What this loan calculator does and how it works
A fixed-rate loan is paid back in equal instalments through a process called amortisation. This tool takes three numbers — the amount you borrow, the annual interest rate and the term in years — and works out the single fixed monthly payment that clears the whole balance by the final month. It then totals the interest you’ll pay over the life of the loan and builds a year-by-year table so you can see how each payment is split.
The monthly payment comes from the present-value-of-an-annuity formula
PMT = P × r(1+r)ⁿ / ((1+r)ⁿ − 1), where P is the principal,
r is the monthly rate (annual rate ÷ 12) and n is the total
number of payments (years × 12). Each month, interest is charged on the remaining balance and
the rest of your payment reduces the principal — so the balance, and the interest with it,
falls a little faster every month.
A worked example
Borrow $250,000 at 5.5% over 30 years. The monthly rate is 0.055 ÷ 12 ≈ 0.004583, across 360 payments. The formula gives a payment of about $1,419.47. Over the full term you repay roughly $511,009, meaning about $261,009 is interest — more than the original loan itself. In the very first month, around $1,146 of that $1,419 payment is pure interest and only $273 touches the principal. By the final year the split has almost completely reversed.
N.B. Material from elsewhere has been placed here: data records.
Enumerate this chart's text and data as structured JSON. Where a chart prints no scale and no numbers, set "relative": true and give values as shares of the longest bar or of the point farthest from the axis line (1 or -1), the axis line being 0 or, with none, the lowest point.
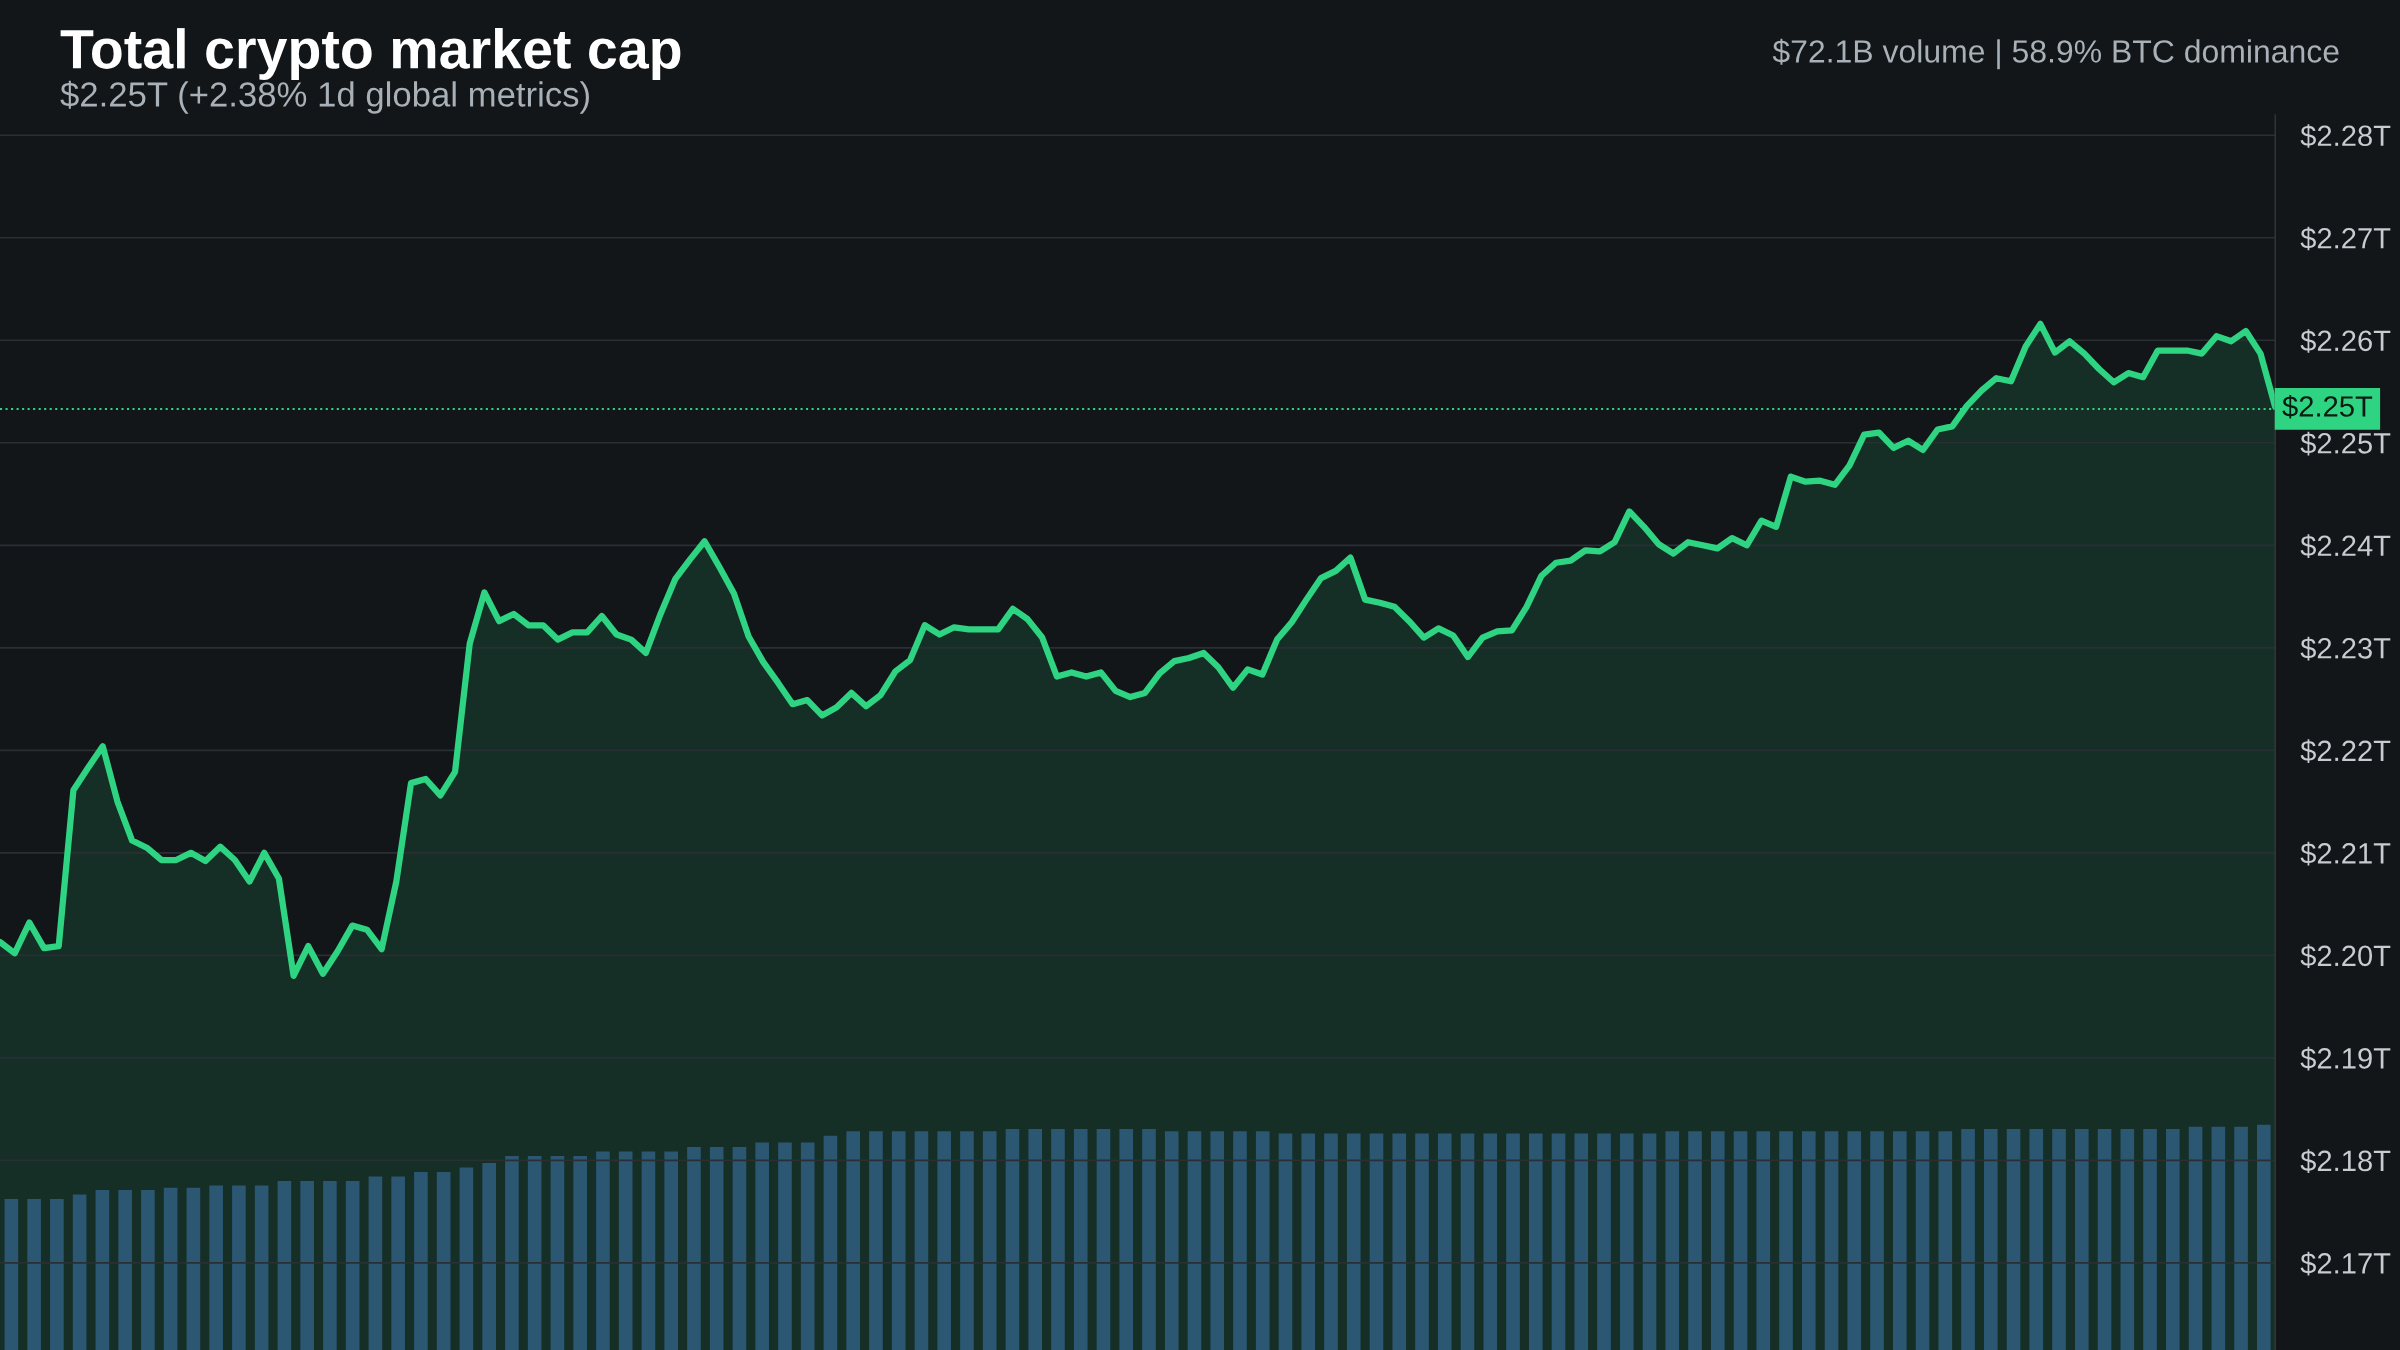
{
  "chart_data": [
    {
      "type": "area",
      "title": "Total crypto market cap",
      "subtitle": "$2.25T (+2.38% 1d global metrics)",
      "annotations": [
        "$72.1B volume | 58.9% BTC dominance"
      ],
      "categories": [
        null,
        null,
        null,
        null,
        null,
        null,
        null,
        null,
        null,
        null,
        null,
        null,
        null,
        null,
        null,
        null,
        null,
        null,
        null,
        null,
        null,
        null,
        null,
        null,
        null,
        null,
        null,
        null,
        null,
        null,
        null,
        null,
        null,
        null,
        null,
        null,
        null,
        null,
        null,
        null,
        null,
        null,
        null,
        null,
        null,
        null,
        null,
        null,
        null,
        null,
        null,
        null,
        null,
        null,
        null,
        null,
        null,
        null,
        null,
        null,
        null,
        null,
        null,
        null,
        null,
        null,
        null,
        null,
        null,
        null,
        null,
        null,
        null,
        null,
        null,
        null,
        null,
        null,
        null,
        null,
        null,
        null,
        null,
        null,
        null,
        null,
        null,
        null,
        null,
        null,
        null,
        null,
        null,
        null,
        null,
        null,
        null,
        null,
        null,
        null,
        null,
        null,
        null,
        null,
        null,
        null,
        null,
        null,
        null,
        null,
        null,
        null,
        null,
        null,
        null,
        null,
        null,
        null,
        null,
        null,
        null,
        null,
        null,
        null,
        null,
        null,
        null,
        null,
        null,
        null,
        null,
        null,
        null,
        null,
        null,
        null,
        null,
        null,
        null,
        null,
        null,
        null,
        null,
        null,
        null,
        null,
        null,
        null,
        null,
        null,
        null,
        null,
        null,
        null,
        null,
        null
      ],
      "series": [
        {
          "color": "#2fd482",
          "values": [
            2.2013,
            2.2002,
            2.2032,
            2.2007,
            2.2009,
            2.2161,
            2.2183,
            2.2204,
            2.215,
            2.2112,
            2.2105,
            2.2093,
            2.2093,
            2.21,
            2.2092,
            2.2106,
            2.2093,
            2.2072,
            2.21,
            2.2075,
            2.198,
            2.2009,
            2.1982,
            2.2004,
            2.2029,
            2.2025,
            2.2006,
            2.2072,
            2.2168,
            2.2172,
            2.2156,
            2.2179,
            2.2304,
            2.2354,
            2.2326,
            2.2333,
            2.2322,
            2.2322,
            2.2308,
            2.2315,
            2.2315,
            2.2331,
            2.2313,
            2.2308,
            2.2295,
            2.2333,
            2.2367,
            2.2386,
            2.2404,
            2.2379,
            2.2353,
            2.2311,
            2.2286,
            2.2266,
            2.2245,
            2.2249,
            2.2234,
            2.2242,
            2.2256,
            2.2243,
            2.2254,
            2.2277,
            2.2288,
            2.2322,
            2.2313,
            2.232,
            2.2318,
            2.2318,
            2.2318,
            2.2338,
            2.2328,
            2.231,
            2.2272,
            2.2276,
            2.2272,
            2.2276,
            2.2258,
            2.2252,
            2.2256,
            2.2275,
            2.2287,
            2.229,
            2.2295,
            2.2281,
            2.2261,
            2.2279,
            2.2274,
            2.2308,
            2.2325,
            2.2347,
            2.2368,
            2.2375,
            2.2388,
            2.2347,
            2.2344,
            2.234,
            2.2326,
            2.231,
            2.2319,
            2.2312,
            2.2291,
            2.231,
            2.2316,
            2.2317,
            2.234,
            2.237,
            2.2383,
            2.2385,
            2.2395,
            2.2394,
            2.2403,
            2.2433,
            2.2418,
            2.2401,
            2.2392,
            2.2403,
            2.24,
            2.2397,
            2.2407,
            2.24,
            2.2424,
            2.2418,
            2.2467,
            2.2462,
            2.2463,
            2.2459,
            2.2478,
            2.2508,
            2.251,
            2.2495,
            2.2502,
            2.2493,
            2.2513,
            2.2516,
            2.2536,
            2.2551,
            2.2563,
            2.256,
            2.2594,
            2.2616,
            2.2588,
            2.2599,
            2.2587,
            2.2572,
            2.2559,
            2.2568,
            2.2564,
            2.259,
            2.259,
            2.259,
            2.2587,
            2.2604,
            2.2599,
            2.2609,
            2.2587,
            2.2535
          ]
        }
      ],
      "ylim": [
        2.1615,
        2.282
      ],
      "yticks": [
        {
          "value": 2.17,
          "label": "$2.17T"
        },
        {
          "value": 2.18,
          "label": "$2.18T"
        },
        {
          "value": 2.19,
          "label": "$2.19T"
        },
        {
          "value": 2.2,
          "label": "$2.20T"
        },
        {
          "value": 2.21,
          "label": "$2.21T"
        },
        {
          "value": 2.22,
          "label": "$2.22T"
        },
        {
          "value": 2.23,
          "label": "$2.23T"
        },
        {
          "value": 2.24,
          "label": "$2.24T"
        },
        {
          "value": 2.25,
          "label": "$2.25T"
        },
        {
          "value": 2.26,
          "label": "$2.26T"
        },
        {
          "value": 2.27,
          "label": "$2.27T"
        },
        {
          "value": 2.28,
          "label": "$2.28T"
        }
      ],
      "ref_lines": [
        {
          "axis": "y",
          "value": 2.2533,
          "label": "$2.25T",
          "color": "#2fd482",
          "line_style": "dotted"
        }
      ],
      "grid": "y",
      "tick_labels": "y"
    },
    {
      "type": "bar",
      "relative": true,
      "color": "#2b4570",
      "categories": [
        null,
        null,
        null,
        null,
        null,
        null,
        null,
        null,
        null,
        null,
        null,
        null,
        null,
        null,
        null,
        null,
        null,
        null,
        null,
        null,
        null,
        null,
        null,
        null,
        null,
        null,
        null,
        null,
        null,
        null,
        null,
        null,
        null,
        null,
        null,
        null,
        null,
        null,
        null,
        null,
        null,
        null,
        null,
        null,
        null,
        null,
        null,
        null,
        null,
        null,
        null,
        null,
        null,
        null,
        null,
        null,
        null,
        null,
        null,
        null,
        null,
        null,
        null,
        null,
        null,
        null,
        null,
        null,
        null,
        null,
        null,
        null,
        null,
        null,
        null,
        null,
        null,
        null,
        null,
        null,
        null,
        null,
        null,
        null,
        null,
        null,
        null,
        null,
        null,
        null,
        null,
        null,
        null,
        null,
        null,
        null,
        null,
        null,
        null,
        null
      ],
      "values": [
        0.67,
        0.67,
        0.67,
        0.69,
        0.71,
        0.71,
        0.71,
        0.72,
        0.72,
        0.73,
        0.73,
        0.73,
        0.75,
        0.75,
        0.75,
        0.75,
        0.77,
        0.77,
        0.79,
        0.79,
        0.81,
        0.83,
        0.86,
        0.86,
        0.86,
        0.86,
        0.88,
        0.88,
        0.88,
        0.88,
        0.9,
        0.9,
        0.9,
        0.92,
        0.92,
        0.92,
        0.95,
        0.97,
        0.97,
        0.97,
        0.97,
        0.97,
        0.97,
        0.97,
        0.98,
        0.98,
        0.98,
        0.98,
        0.98,
        0.98,
        0.98,
        0.97,
        0.97,
        0.97,
        0.97,
        0.97,
        0.96,
        0.96,
        0.96,
        0.96,
        0.96,
        0.96,
        0.96,
        0.96,
        0.96,
        0.96,
        0.96,
        0.96,
        0.96,
        0.96,
        0.96,
        0.96,
        0.96,
        0.97,
        0.97,
        0.97,
        0.97,
        0.97,
        0.97,
        0.97,
        0.97,
        0.97,
        0.97,
        0.97,
        0.97,
        0.97,
        0.98,
        0.98,
        0.98,
        0.98,
        0.98,
        0.98,
        0.98,
        0.98,
        0.98,
        0.98,
        0.99,
        0.99,
        0.99,
        1
      ]
    }
  ]
}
Term length changes everything
The same loan over different terms shows why duration matters as much as the rate:
| Term | Monthly P&I | Total interest | Total repaid |
|---|---|---|---|
| 15-year fixed | $2,042.71 | $117,688 | $367,688 |
| 20-year fixed | $1,719.61 | $162,706 | $412,706 |
| 30-year fixed | $1,419.47 | $261,009 | $511,009 |
A shorter term means a higher monthly payment but dramatically less interest — the 15-year plan above costs about $143,000 less in interest than the 30-year. The trade-off is cash flow: the longer term frees up roughly $620 a month. Even without changing terms, paying a little extra principal each month shortens the loan and cuts the interest total.